This tool scores how easy a Portuguese passage is to read using the Martins et al. (1996) adaptation of the Flesch Reading Ease formula. It measures two things that drive difficulty: how long the sentences are and how many syllables the average word carries.
How it works
The adapted formula keeps the original Flesch coefficients but raises the base constant for Portuguese:
ease = 248.835 - 1.015 × (words / sentences) - 84.6 × (syllables / words)
The tool counts words, splits sentences on ., ?, !, and …, and counts
syllables with real Portuguese diphthong and hiatus rules. Longer sentences and
more polysyllabic words both pull the score down, so concise sentences and
shorter words raise it. Higher scores mean easier text.
Why the constant changes
The English Flesch formula uses a base constant of 206.835. Portuguese carries more syllables per word on average — morphologically, Portuguese words tend to be longer due to inflections, prepositions contracted with articles (do, da, ao, na), and verb endings. Martins and colleagues measured this systematically and recalibrated the base term to 248.835 so that the resulting scale aligns with reader-perceived difficulty in Brazilian Portuguese, rather than artificially penalising the language.
Score bands and what they mean
| Score | Band label | Typical audience |
|---|---|---|
| 75–100 | Muito fácil (very easy) | Children, simple consumer text |
| 50–75 | Fácil (easy) | General adult readers |
| 25–50 | Difícil (difficult) | Educated adults, technical readers |
| 0–25 | Muito difícil (very difficult) | Academic, legal, specialist text |
Worked example
Consider this short Brazilian news sentence:
O governo federal anunciou nesta terça-feira um pacote de medidas econômicas destinadas a reduzir a inflação.
- Words: 18
- Sentences: 1
- Syllables: approximately 56 (average ~3.1 per word)
- Words per sentence: 18
ease = 248.835 − 1.015 × 18 − 84.6 × 3.1 ≈ 248.835 − 18.27 − 262.26 ≈ −31.7
A very negative score reflects the formal register, technical vocabulary (medidas econômicas, reduzir a inflação), and a compound noun-heavy structure typical of official news text. For general-audience writing, aim for scores above 50.

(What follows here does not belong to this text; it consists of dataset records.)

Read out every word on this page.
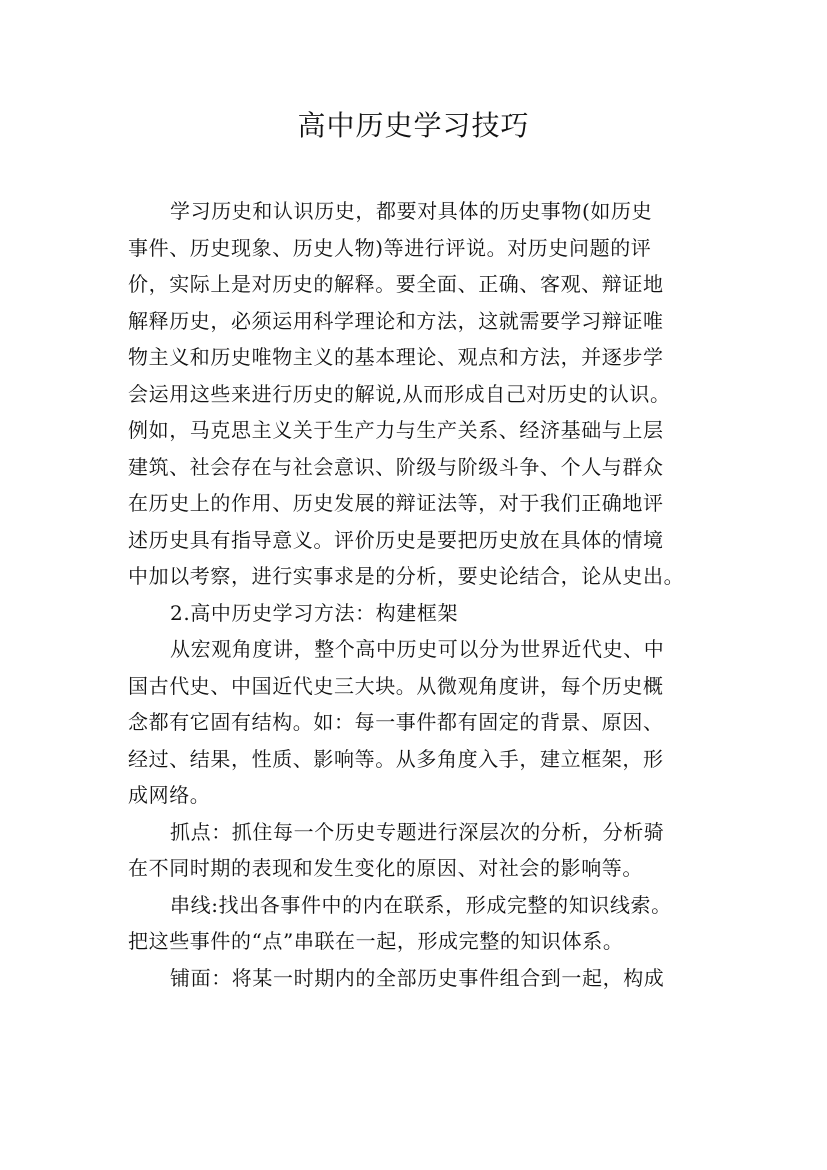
高中历史学习技巧
学习历史和认识历史，都要对具体的历史事物(如历史
事件、历史现象、历史人物)等进行评说。对历史问题的评
价，实际上是对历史的解释。要全面、正确、客观、辩证地
解释历史，必须运用科学理论和方法，这就需要学习辩证唯
物主义和历史唯物主义的基本理论、观点和方法，并逐步学
会运用这些来进行历史的解说,从而形成自己对历史的认识。
例如，马克思主义关于生产力与生产关系、经济基础与上层
建筑、社会存在与社会意识、阶级与阶级斗争、个人与群众
在历史上的作用、历史发展的辩证法等，对于我们正确地评
述历史具有指导意义。评价历史是要把历史放在具体的情境
中加以考察，进行实事求是的分析，要史论结合，论从史出。
2.高中历史学习方法：构建框架
从宏观角度讲，整个高中历史可以分为世界近代史、中
国古代史、中国近代史三大块。从微观角度讲，每个历史概
念都有它固有结构。如：每一事件都有固定的背景、原因、
经过、结果，性质、影响等。从多角度入手，建立框架，形
成网络。
抓点：抓住每一个历史专题进行深层次的分析，分析骑
在不同时期的表现和发生变化的原因、对社会的影响等。
串线:找出各事件中的内在联系，形成完整的知识线索。
把这些事件的“点”串联在一起，形成完整的知识体系。
铺面：将某一时期内的全部历史事件组合到一起，构成
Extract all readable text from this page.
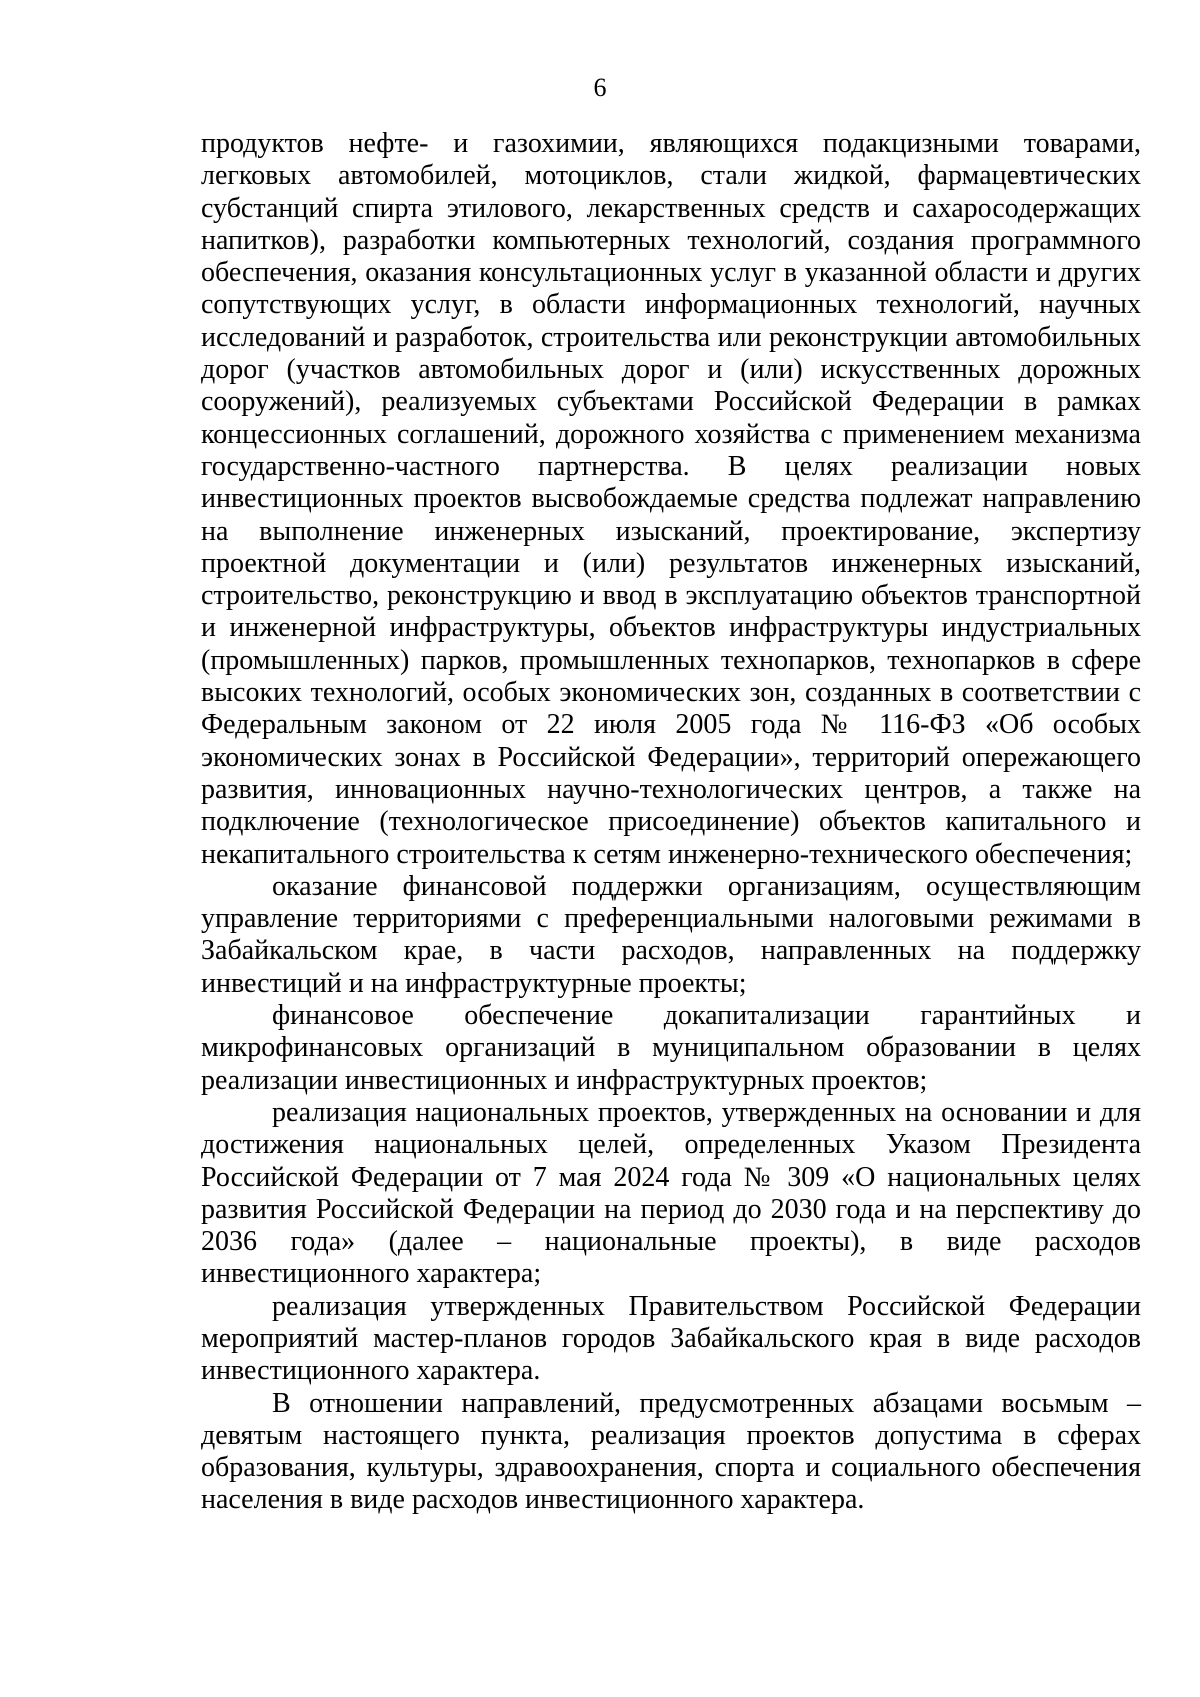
6

продуктов нефте- и газохимии, являющихся подакцизными товарами, легковых автомобилей, мотоциклов, стали жидкой, фармацевтических субстанций спирта этилового, лекарственных средств и сахаросодержащих напитков), разработки компьютерных технологий, создания программного обеспечения, оказания консультационных услуг в указанной области и других сопутствующих услуг, в области информационных технологий, научных исследований и разработок, строительства или реконструкции автомобильных дорог (участков автомобильных дорог и (или) искусственных дорожных сооружений), реализуемых субъектами Российской Федерации в рамках концессионных соглашений, дорожного хозяйства с применением механизма государственно-частного партнерства. В целях реализации новых инвестиционных проектов высвобождаемые средства подлежат направлению на выполнение инженерных изысканий, проектирование, экспертизу проектной документации и (или) результатов инженерных изысканий, строительство, реконструкцию и ввод в эксплуатацию объектов транспортной и инженерной инфраструктуры, объектов инфраструктуры индустриальных (промышленных) парков, промышленных технопарков, технопарков в сфере высоких технологий, особых экономических зон, созданных в соответствии с Федеральным законом от 22 июля 2005 года № 116-ФЗ «Об особых экономических зонах в Российской Федерации», территорий опережающего развития, инновационных научно-технологических центров, а также на подключение (технологическое присоединение) объектов капитального и некапитального строительства к сетям инженерно-технического обеспечения;

оказание финансовой поддержки организациям, осуществляющим управление территориями с преференциальными налоговыми режимами в Забайкальском крае, в части расходов, направленных на поддержку инвестиций и на инфраструктурные проекты;

финансовое обеспечение докапитализации гарантийных и микрофинансовых организаций в муниципальном образовании в целях реализации инвестиционных и инфраструктурных проектов;

реализация национальных проектов, утвержденных на основании и для достижения национальных целей, определенных Указом Президента Российской Федерации от 7 мая 2024 года № 309 «О национальных целях развития Российской Федерации на период до 2030 года и на перспективу до 2036 года» (далее – национальные проекты), в виде расходов инвестиционного характера;

реализация утвержденных Правительством Российской Федерации мероприятий мастер-планов городов Забайкальского края в виде расходов инвестиционного характера.

В отношении направлений, предусмотренных абзацами восьмым – девятым настоящего пункта, реализация проектов допустима в сферах образования, культуры, здравоохранения, спорта и социального обеспечения населения в виде расходов инвестиционного характера.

How to improve a low score
The two levers are sentence length and word length. In practice:
- Break long sentences at conjunctions or with a full stop. A single reform of splitting one 30-word sentence into two 15-word sentences can add 5–10 points.
- Prefer shorter synonyms where precision allows: usar instead of utilizar, mas instead of entretanto, agora instead of neste momento.
- Reduce embedded clauses: relative clauses (que…) add words and syllables simultaneously.
- Watch nominalisation: converting verbs to nouns (a realização de) typically adds two syllables and reduces direct action.
Re-paste after editing to see the improvement quantified.
Caveat on European Portuguese
The Martins et al. calibration used Brazilian Portuguese texts. European Portuguese has the same orthographic syllable structure, so the formula gives a sound relative ranking and can be used for comparison — but treat the absolute band label as approximate rather than precisely calibrated for a Lisbon newspaper or Portuguese academic text.